Another stay during Rowe's sabbatical inspired the solo-piano piece "Song of the Meadowlark."

"One of pieces I wrote when I was at the Ucross Foundation, which is a beautiful artist colony in northeast Wyoming, was a piece based on a song based on the Western Meadowlark," she said. "I had a cabin just out on the high plains area and I creeks running in the back of it, and I would walk out my door and I'd hear all kinds of birdsong. One that was particularly interesting to me was the Western Meadowlark because we don't have them here in Michigan. ... I decided to write ['Song of the Meadowlark'] just based on that [birdsong] and it's a tribute to my mother, who got me interested in birding."

Of course, female musicians also inspired Rowe, but not just from the jazz world.

"I had to pay tribute to some of my female heroes, both jazz piano and pop-rock people I grew up listening to," she said. "One of the pieces that has so much meaning for me is ['The Soul Keepers'] that I wrote in honor of the late, great Geri Allen. Wonderful jazz pianist, mentor to me, and great friend. Her mentor, Mary Lou Williams -- I'm not sure if mentor is the right word, but someone whose music she championed and who she cared about deeply, who she was influenced by. ... I tried to use both the boogie-woogies style that Mary Lou Williams was fairly famous for but also add a very contemporary harmonic touch that pays tribute to Geri, so trying to meld 2010 with 1940."

The other musicians-inspired piece is the melodically rich "Anthem," which Rowe dedicated to Carole King, Joni Mitchell, and Judy Collins.

Momentum is enjoyable on its own terms as an expertly played and harmonically rich jazz album, but it's very explicitly a call-to-instruments record to inspire female musicians. In addition to Rowe, the album includes trumpeter Ingrid Jensen, saxophonists Virginia Mayhew and Lisa Parrott, trombonist Melissa Gardiner, bassist Marion Hayden, and drummer Allison Miller -- all of whom will perform at the Momentum release show on January 31 at Kerrytown Concert House. (Additional players on the record include saxophonist Tia Fuller -- who performs with Beyonce -- and bassist Marlene Rosenberg.) 
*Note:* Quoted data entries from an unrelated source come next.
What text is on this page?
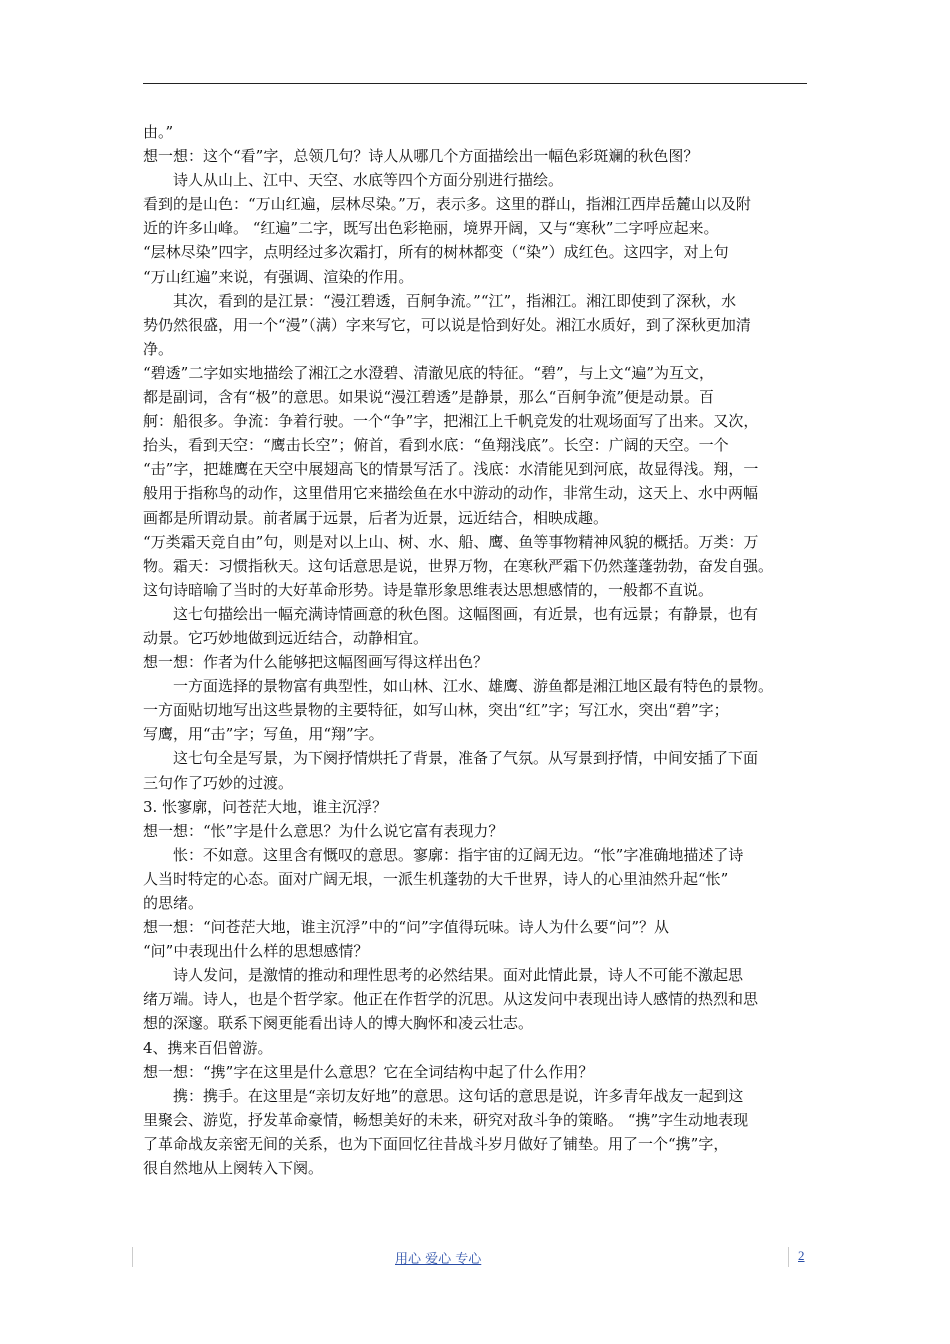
由。”
想一想：这个“看”字，总领几句？诗人从哪几个方面描绘出一幅色彩斑斓的秋色图？
　　诗人从山上、江中、天空、水底等四个方面分别进行描绘。
看到的是山色：“万山红遍，层林尽染。”万，表示多。这里的群山，指湘江西岸岳麓山以及附
近的许多山峰。 “红遍”二字，既写出色彩艳丽，境界开阔，又与“寒秋”二字呼应起来。
“层林尽染”四字，点明经过多次霜打，所有的树林都变（“染”）成红色。这四字，对上句
“万山红遍”来说，有强调、渲染的作用。
　　其次，看到的是江景：“漫江碧透，百舸争流。”“江”，指湘江。湘江即使到了深秋，水
势仍然很盛，用一个“漫”（满）字来写它，可以说是恰到好处。湘江水质好，到了深秋更加清
净。
“碧透”二字如实地描绘了湘江之水澄碧、清澈见底的特征。“碧”，与上文“遍”为互文，
都是副词，含有“极”的意思。如果说“漫江碧透”是静景，那么“百舸争流”便是动景。百
舸：船很多。争流：争着行驶。一个“争”字，把湘江上千帆竞发的壮观场面写了出来。又次，
抬头，看到天空：“鹰击长空”；俯首，看到水底：“鱼翔浅底”。长空：广阔的天空。一个
“击”字，把雄鹰在天空中展翅高飞的情景写活了。浅底：水清能见到河底，故显得浅。翔，一
般用于指称鸟的动作，这里借用它来描绘鱼在水中游动的动作，非常生动，这天上、水中两幅
画都是所谓动景。前者属于远景，后者为近景，远近结合，相映成趣。
“万类霜天竞自由”句，则是对以上山、树、水、船、鹰、鱼等事物精神风貌的概括。万类：万
物。霜天：习惯指秋天。这句话意思是说，世界万物，在寒秋严霜下仍然蓬蓬勃勃，奋发自强。
这句诗暗喻了当时的大好革命形势。诗是靠形象思维表达思想感情的，一般都不直说。
　　这七句描绘出一幅充满诗情画意的秋色图。这幅图画，有近景，也有远景；有静景，也有
动景。它巧妙地做到远近结合，动静相宜。
想一想：作者为什么能够把这幅图画写得这样出色？
　　一方面选择的景物富有典型性，如山林、江水、雄鹰、游鱼都是湘江地区最有特色的景物。
一方面贴切地写出这些景物的主要特征，如写山林，突出“红”字；写江水，突出“碧”字；
写鹰，用“击”字；写鱼，用“翔”字。
　　这七句全是写景，为下阕抒情烘托了背景，准备了气氛。从写景到抒情，中间安插了下面
三句作了巧妙的过渡。
3. 怅寥廓，问苍茫大地，谁主沉浮？
想一想：“怅”字是什么意思？为什么说它富有表现力？
　　怅：不如意。这里含有慨叹的意思。寥廓：指宇宙的辽阔无边。“怅”字准确地描述了诗
人当时特定的心态。面对广阔无垠，一派生机蓬勃的大千世界，诗人的心里油然升起“怅”
的思绪。
想一想：“问苍茫大地，谁主沉浮”中的“问”字值得玩味。诗人为什么要“问”？从
“问”中表现出什么样的思想感情？
　　诗人发问，是激情的推动和理性思考的必然结果。面对此情此景，诗人不可能不激起思
绪万端。诗人，也是个哲学家。他正在作哲学的沉思。从这发问中表现出诗人感情的热烈和思
想的深邃。联系下阕更能看出诗人的博大胸怀和凌云壮志。
4、携来百侣曾游。
想一想：“携”字在这里是什么意思？它在全词结构中起了什么作用？
　　携：携手。在这里是“亲切友好地”的意思。这句话的意思是说，许多青年战友一起到这
里聚会、游览，抒发革命豪情，畅想美好的未来，研究对敌斗争的策略。 “携”字生动地表现
了革命战友亲密无间的关系，也为下面回忆往昔战斗岁月做好了铺垫。用了一个“携”字，
很自然地从上阕转入下阕。
用心 爱心 专心	2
And the release of Momentum is only one part of The Momentum Project, which seeks to engage, educate, and empower young women creatively and politically.

"While I'm very, very excited to get the music out there, and get the CD put out and the music online, I think it's even more important to me that my band goes out on the road and has a chance reach into communities and do educational outreach with these young women," Rowe said. "We want to perform the music with young women musicians in high schools and colleges around the country, and hopefully outside the country, and we want to have a chance to mentor them.

"There's not as many young women playing jazz as we would like, and not only do we want to mentor them in terms of playing the music and possibly becoming jazz musicians, but we want to make sure they know about all these important women heroes and what they contributed. And to encourage them to think outside the box and aggressively go after what they want."

In other words, Rowe is looking to create "concrete and repeated steps to build a sense of teamwork, mutual support, and collegiality" within the jazz world and beyond.


Christopher Porter is a library technician and the editor of Pulp.


Ellen Rowe celebrates the release of "Momentum: Portraits of Women in Motion" on Thursday, January 31, with shows at 8 pm and 9:30 pm at Kerrytown Concert House.